I percorsi di riabilitazione e cura necessitano però di reti specializzate presenti in modo omogeneo sul territorio. Spesso però rappresentano l’anello debole della ’filiera assistenziale’ perché prive delle risorse concrete necessarie. A farne le spese sono i pazienti e le famiglie. Come sa beneGiovanni Battista Guizzetti, responsabile del reparto Stati vegetativi del Centro don Orione di Bergamo. «Per le terapie ancora non sono stati fatti veri passi avanti.

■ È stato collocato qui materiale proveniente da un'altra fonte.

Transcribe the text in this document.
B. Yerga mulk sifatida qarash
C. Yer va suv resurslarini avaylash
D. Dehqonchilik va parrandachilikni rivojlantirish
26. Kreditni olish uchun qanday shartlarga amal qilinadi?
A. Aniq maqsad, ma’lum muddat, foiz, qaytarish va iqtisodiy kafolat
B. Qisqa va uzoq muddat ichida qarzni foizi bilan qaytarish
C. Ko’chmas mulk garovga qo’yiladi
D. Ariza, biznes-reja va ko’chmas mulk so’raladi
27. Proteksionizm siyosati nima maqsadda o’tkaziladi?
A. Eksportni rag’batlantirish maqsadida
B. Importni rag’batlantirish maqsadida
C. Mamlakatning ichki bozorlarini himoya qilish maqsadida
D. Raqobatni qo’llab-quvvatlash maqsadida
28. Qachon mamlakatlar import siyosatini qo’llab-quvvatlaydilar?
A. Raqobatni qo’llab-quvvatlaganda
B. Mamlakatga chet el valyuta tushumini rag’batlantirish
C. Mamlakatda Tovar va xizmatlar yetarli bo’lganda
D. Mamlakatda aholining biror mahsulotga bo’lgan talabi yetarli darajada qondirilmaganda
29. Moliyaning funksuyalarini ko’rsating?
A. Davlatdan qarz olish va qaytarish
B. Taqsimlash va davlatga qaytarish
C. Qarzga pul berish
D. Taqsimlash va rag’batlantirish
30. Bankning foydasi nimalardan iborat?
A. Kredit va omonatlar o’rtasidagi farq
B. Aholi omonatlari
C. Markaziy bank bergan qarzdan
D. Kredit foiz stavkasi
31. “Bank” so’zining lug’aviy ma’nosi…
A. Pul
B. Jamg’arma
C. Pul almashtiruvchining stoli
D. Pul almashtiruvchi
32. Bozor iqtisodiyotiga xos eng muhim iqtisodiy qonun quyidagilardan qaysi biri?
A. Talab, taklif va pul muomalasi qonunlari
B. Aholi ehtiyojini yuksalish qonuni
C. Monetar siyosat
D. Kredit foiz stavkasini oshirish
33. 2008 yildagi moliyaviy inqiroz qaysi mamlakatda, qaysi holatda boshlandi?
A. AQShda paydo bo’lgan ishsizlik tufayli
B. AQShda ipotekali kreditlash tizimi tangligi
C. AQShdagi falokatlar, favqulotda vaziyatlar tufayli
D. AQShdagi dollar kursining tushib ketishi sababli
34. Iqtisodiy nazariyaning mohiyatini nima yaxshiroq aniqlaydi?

L’aspetto più importante, secondo la mia esperienza – spiega –, è che una presa in carico puntuale e seria può favorire nel tempo il recupero della capacità di relazione con le persone». Ma questo avviene solo «se la persona è posta al centro di un progetto di cura globale. L’assistenza fatta di relazioni affettive con i parenti può davvero fare la differenza ».